| Outcome | Probability | Yes Bid | Yes Ask | 24h Change | Volume | |
|---|---|---|---|---|---|---|
| Leon Draisaitl | 0% | 0¢ | 0¢ | — | $0 | Trade → |
| Auston Matthews | 0% | 0¢ | 0¢ | — | $0 | Trade → |
| Kirill Kaprizov | 0% | 0¢ | 0¢ | — | $0 | Trade → |
| David Pastrnak | 0% | 0¢ | 0¢ | — | $0 | Trade → |
| Connor McDavid | 0% | 0¢ | 0¢ | — | $0 | Trade → |
| William Nylander | 0% | 0¢ | 0¢ | — | $0 | Trade → |
| Tage Thompson | 0% | 0¢ | 0¢ | — | $0 | Trade → |
| Mikko Rantanen | 0% | 0¢ | 0¢ | — | $0 | Trade → |
| Nathan MacKinnon | 0% | 0¢ | 0¢ | — | $0 | Trade → |
| Jack Hughes | 0% | 0¢ | 0¢ | — | $0 | Trade → |
| Sam Reinhart | 0% | 0¢ | 0¢ | — | $0 | Trade → |
| Alex Ovechkin | 0% | 0¢ | 0¢ | — | $0 | Trade → |
| Nikita Kucherov | 0% | 0¢ | 0¢ | — | $0 | Trade → |
| Jake Guentzel | 0% | 0¢ | 0¢ | — | $0 | Trade → |
| Filip Forsberg | 0% | 0¢ | 0¢ | — | $0 | Trade → |
| Cole Caufield | 0% | 0¢ | 0¢ | — | $0 | Trade → |
| Kyle Connor | 0% | 0¢ | 0¢ | — | $0 | Trade → |
| Wyatt Johnston | 0% | 0¢ | 0¢ | — | $0 | Trade → |
| Jason Robertson | 0% | 0¢ | 0¢ | — | $0 | Trade → |
| Jack Eichel | 0% | 0¢ | 0¢ | — | $0 | Trade → |
| Brady Tkachuk | 0% | 0¢ | 0¢ | — | $0 | Trade → |
| Alex DeBrincat | 0% | 0¢ | 0¢ | — | $0 | Trade → |
| Macklin Celebrini | 0% | 0¢ | 0¢ | — | $0 | Trade → |
| Connor Bedard | 0% | 0¢ | 0¢ | — | $0 | Trade → |
| Artemi Panarin | 0% | 0¢ | 0¢ | — | $0 | Trade → |
This market asks which player will win the NHL Maurice "Rocket" Richard Trophy as the regular-season goal-scoring leader; it matters because it aggregates market expectations about player scoring performance for the coming season.

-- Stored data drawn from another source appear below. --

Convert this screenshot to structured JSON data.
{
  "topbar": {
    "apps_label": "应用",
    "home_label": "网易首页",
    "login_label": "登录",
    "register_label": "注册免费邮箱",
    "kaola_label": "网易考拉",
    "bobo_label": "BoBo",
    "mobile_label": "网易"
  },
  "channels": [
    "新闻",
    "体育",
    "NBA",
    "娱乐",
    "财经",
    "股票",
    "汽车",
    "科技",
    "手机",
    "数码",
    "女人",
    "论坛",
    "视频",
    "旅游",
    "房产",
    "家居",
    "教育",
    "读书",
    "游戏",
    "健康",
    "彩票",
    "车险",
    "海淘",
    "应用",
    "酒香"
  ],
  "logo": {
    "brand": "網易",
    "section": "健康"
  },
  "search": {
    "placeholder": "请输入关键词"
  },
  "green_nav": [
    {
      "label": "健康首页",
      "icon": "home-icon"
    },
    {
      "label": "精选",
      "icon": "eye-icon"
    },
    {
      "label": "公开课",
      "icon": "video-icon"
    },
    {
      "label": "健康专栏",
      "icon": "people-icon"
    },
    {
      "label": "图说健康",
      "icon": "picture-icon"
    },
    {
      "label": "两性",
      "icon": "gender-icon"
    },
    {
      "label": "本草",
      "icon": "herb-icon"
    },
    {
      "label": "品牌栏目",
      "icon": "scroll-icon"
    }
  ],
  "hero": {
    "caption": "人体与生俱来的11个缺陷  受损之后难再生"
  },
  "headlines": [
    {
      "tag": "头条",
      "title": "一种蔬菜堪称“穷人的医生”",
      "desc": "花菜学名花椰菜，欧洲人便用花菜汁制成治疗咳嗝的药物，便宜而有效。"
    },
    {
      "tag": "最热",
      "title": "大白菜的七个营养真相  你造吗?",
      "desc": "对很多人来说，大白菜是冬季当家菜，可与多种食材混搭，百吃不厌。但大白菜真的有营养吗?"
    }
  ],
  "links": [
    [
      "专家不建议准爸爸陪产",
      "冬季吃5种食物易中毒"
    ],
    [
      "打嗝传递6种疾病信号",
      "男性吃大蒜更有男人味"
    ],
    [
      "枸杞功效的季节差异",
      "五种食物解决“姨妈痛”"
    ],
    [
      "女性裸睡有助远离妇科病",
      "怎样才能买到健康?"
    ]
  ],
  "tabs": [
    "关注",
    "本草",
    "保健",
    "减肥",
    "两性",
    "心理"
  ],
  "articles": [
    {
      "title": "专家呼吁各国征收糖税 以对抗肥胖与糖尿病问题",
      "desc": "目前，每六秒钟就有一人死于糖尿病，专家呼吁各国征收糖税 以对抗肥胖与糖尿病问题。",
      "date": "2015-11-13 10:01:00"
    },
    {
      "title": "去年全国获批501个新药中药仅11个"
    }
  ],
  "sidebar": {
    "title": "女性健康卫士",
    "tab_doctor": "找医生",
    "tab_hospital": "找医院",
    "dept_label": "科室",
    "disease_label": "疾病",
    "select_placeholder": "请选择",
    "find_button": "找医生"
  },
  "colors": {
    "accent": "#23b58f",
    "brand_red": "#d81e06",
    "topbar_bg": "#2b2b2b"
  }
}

The Maurice "Rocket" Richard Trophy is awarded annually to the NHL player with the most regular-season goals and has been presented since 1999–2000; it honors Hall of Famer Maurice Richard. Historically the award highlights elite goal scorers and is influenced by player role, power-play usage, team offense, and season length or interruptions.
Market prices on this event represent the consensus view of participants about who will finish as the top goal scorer and update as news arrives; they are an information signal, not a guarantee of outcome.
The market's close is listed as TBD on the page; typically a market for a seasonal award closes at a time determined by the platform—often aligned with the end of the NHL regular season or a specified cutoff announced by the market operator—so check the market page or platform notifications for updates.
Each listed outcome corresponds to a specific option on the market (usually an individual player or a discrete outcome); consult the market's outcome list on the platform to see which players or options are included and whether there is a catch‑all outcome for others.
Historical winners show patterns—consistent top goal scorers tend to have high shot volume, heavy power-play roles, and stable health—but past winners do not guarantee future results; use historical context to assess durability and role, while weighing current-season indicators like line assignments and team offense.
Immediate drivers include injuries that cause missed games, changes in power-play deployment, trade moves that alter a player's line or team scoring environment, and sudden shifts in shooting form; these events typically trigger rapid market adjustments.
The Maurice "Rocket" Richard Trophy is awarded for most regular-season goals, so markets tied to this award generally settle using regular-season statistics and therefore are influenced by the final regular-season schedule and any official statistic rulings; confirm settlement rules on the platform so you know which games count and when final results are posted.